On the weekend of June 30th, McCain hosted a gathering at his cabin in Sedona, Arizona. Many of the top fund-raisers were there. Nelson and Loeffler briefed them on the cuts that were coming. But there was considerable disagreement about what should be done to right the campaign. Before the meeting, Weaver and Cindy McCain ha
d gotten into an argument on the phone. She complained about the influence of the Bush network inside the campaign; Weaver said that the young staffers who would lose their jobs the next week had given their heart and soul to McCain and deserved better. They ended on an angry note.
Throughout these days, McCain was continuing to hear from some of the fund-raisers that he needed to take more drastic steps, that he should get rid of Nelson and bring Davis back in as campaign manager. Weaver was tipped to these problems by Phil Gramm, the former Texas senator who was a friend and an economic adviser to McCain, before the Sedona meeting; in Arizona, Loeffler warned Nelson that McCain was in a bad mood.
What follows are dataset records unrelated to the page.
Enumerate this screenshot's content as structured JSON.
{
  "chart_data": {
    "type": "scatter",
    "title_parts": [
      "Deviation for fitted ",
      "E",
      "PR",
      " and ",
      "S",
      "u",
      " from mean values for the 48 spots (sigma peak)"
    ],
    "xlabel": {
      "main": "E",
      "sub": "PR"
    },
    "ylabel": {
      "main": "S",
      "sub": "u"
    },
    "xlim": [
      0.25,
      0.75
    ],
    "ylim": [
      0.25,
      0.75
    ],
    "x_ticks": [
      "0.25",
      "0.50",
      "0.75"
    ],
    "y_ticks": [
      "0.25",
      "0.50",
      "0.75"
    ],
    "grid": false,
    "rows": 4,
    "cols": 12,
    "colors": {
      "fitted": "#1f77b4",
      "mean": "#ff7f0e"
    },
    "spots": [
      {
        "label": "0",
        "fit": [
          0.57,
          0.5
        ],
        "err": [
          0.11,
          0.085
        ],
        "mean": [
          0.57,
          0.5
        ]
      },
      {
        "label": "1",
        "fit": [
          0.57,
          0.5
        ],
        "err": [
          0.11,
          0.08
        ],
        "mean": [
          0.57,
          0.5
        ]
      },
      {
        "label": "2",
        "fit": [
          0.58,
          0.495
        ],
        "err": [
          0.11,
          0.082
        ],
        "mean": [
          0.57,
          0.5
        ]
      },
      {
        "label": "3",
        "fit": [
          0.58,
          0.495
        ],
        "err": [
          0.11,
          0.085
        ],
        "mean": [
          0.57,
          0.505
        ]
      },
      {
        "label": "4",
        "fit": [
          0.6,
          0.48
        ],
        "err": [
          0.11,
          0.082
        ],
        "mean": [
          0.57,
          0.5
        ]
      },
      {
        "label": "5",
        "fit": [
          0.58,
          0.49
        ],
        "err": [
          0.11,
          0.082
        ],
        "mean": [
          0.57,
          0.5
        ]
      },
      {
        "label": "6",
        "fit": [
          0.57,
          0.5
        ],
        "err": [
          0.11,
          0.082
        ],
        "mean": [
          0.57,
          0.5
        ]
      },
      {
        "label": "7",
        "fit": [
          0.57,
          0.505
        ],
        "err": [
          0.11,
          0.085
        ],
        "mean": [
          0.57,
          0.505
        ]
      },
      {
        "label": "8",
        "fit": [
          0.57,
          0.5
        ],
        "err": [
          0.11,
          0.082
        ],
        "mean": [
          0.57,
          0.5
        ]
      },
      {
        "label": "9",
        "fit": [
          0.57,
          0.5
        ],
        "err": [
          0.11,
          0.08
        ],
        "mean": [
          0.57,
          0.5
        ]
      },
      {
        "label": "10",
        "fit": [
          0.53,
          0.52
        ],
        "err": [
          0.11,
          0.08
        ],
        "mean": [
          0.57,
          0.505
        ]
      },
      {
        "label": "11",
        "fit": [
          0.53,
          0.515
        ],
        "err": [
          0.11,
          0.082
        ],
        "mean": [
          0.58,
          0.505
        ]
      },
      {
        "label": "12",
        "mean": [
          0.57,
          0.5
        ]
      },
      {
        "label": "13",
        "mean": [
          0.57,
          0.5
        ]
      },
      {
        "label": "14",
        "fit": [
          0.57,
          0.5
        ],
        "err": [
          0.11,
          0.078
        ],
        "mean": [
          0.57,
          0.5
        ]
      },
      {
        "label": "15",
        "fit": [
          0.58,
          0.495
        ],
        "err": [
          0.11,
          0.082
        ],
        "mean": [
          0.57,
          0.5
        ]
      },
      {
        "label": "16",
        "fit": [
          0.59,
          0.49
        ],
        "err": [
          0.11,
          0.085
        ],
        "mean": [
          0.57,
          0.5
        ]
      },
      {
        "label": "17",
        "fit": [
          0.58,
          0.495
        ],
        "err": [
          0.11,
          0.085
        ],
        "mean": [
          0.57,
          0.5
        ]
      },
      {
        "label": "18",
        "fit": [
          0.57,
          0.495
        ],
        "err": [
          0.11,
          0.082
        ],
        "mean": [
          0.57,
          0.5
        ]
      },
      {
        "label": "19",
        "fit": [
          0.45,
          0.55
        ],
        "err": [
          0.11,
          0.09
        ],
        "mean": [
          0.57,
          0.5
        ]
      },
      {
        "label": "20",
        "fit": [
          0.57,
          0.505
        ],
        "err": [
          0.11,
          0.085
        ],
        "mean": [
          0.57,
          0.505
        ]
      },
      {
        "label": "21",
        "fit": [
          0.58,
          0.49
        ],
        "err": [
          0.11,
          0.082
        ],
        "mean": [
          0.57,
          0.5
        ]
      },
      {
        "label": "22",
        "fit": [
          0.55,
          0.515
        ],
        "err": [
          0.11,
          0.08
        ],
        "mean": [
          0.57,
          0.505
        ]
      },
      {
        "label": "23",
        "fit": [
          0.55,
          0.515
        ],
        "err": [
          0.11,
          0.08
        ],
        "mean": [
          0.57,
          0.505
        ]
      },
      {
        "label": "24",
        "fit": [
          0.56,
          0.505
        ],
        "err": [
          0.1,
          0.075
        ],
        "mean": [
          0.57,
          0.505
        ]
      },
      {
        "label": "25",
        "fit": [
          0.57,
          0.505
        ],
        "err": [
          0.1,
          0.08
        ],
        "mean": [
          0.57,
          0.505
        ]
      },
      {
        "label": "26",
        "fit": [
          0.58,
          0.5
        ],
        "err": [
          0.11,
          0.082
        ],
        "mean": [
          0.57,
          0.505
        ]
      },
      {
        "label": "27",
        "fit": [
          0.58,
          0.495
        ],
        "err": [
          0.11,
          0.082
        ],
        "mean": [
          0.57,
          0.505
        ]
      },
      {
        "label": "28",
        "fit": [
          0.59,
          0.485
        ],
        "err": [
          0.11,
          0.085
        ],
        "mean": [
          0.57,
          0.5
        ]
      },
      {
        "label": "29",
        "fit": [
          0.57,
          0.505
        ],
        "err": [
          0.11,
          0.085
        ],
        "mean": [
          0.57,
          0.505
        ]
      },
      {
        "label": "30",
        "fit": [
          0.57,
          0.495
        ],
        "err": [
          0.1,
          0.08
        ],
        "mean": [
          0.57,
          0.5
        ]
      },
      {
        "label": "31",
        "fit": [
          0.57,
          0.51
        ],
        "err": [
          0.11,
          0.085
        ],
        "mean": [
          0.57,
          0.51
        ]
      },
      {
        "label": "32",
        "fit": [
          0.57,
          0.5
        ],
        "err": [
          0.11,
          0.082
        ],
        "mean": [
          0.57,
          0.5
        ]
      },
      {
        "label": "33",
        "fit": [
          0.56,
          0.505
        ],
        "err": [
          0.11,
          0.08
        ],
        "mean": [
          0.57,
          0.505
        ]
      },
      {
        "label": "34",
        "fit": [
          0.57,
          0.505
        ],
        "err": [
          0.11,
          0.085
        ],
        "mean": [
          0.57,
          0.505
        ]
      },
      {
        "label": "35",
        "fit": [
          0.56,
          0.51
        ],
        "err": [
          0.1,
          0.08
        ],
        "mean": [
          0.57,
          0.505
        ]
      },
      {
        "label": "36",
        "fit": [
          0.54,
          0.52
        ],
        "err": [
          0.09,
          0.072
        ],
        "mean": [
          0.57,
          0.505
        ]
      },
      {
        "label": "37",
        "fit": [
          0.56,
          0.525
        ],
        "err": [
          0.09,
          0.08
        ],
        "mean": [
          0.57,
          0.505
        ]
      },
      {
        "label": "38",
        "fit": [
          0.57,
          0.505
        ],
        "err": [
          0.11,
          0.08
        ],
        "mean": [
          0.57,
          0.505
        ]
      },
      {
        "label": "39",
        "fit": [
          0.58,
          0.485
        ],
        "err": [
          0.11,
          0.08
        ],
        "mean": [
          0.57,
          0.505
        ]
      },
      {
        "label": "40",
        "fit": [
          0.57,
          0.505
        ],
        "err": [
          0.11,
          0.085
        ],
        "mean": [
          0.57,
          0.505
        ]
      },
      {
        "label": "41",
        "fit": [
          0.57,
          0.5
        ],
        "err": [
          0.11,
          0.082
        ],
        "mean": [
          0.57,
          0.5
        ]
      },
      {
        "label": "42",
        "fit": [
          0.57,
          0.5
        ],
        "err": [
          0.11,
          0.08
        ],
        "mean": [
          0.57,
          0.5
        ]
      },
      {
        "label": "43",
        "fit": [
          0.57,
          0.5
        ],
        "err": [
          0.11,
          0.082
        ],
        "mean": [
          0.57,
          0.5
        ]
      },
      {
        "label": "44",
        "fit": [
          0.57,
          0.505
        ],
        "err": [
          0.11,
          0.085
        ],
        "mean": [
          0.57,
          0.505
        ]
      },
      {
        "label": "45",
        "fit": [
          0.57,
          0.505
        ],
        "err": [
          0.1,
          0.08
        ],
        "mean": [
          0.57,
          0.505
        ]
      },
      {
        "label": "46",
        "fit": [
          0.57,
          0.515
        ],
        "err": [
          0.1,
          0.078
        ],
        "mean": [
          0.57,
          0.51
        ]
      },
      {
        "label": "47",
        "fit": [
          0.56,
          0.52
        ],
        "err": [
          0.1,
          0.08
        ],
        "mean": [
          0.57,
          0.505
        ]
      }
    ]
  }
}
When McCain returned to Washington on Sunday, Salter came to his condominium for what others said was an emotional meeting. Salter told his boss that Nelson was thinking of tendering his resignation. McCain said he did not want that to happen. McCain was preparing for a trip to Iraq over the July Fourth holiday. On Monday, the day before his departure, Nelson and McCain met alone in McCain’s Senate office to review the staff cuts that would be announced on Tuesday. McCain made some minor changes in the plan and Nelson returned to the campaign headquarters in Crystal City, Virginia, to begin to slash the staff. He was neither asked to resign nor did he volunteer to do so.
Nelson, Weaver, and Salter delivered the bad news to the staff. “They just looked exhausted,” said Tucker Bounds. “I think they all realized, or believed at that point in time, that this was the beginning of a certain end to this campaign. That was the look on their faces, like this is the first part of how you put down a campaign. It’s a horse with a broken leg.”
On Tuesday, Nelson and Weaver held a conference call with reporters to announce that the campaign had raised just $11.2 million in the second quarter and that cash on hand was just $2 million, pitifully low. In oblique terms they described the restructuring of the campaign, but offered no hint of the extent to which the reductions would decimate the operation. Nelson said the campaign was now considering applying for federal matching funds—a step that, if McCain were to win the nomination, would leave him financially crippled through the spring and summer of 2008 because of spending limits to which he would have to agree to get the federal money. Nelson told reporters, “We confronted reality and we dealt with it in the best way that we could, so that we can move forward with this campaign.”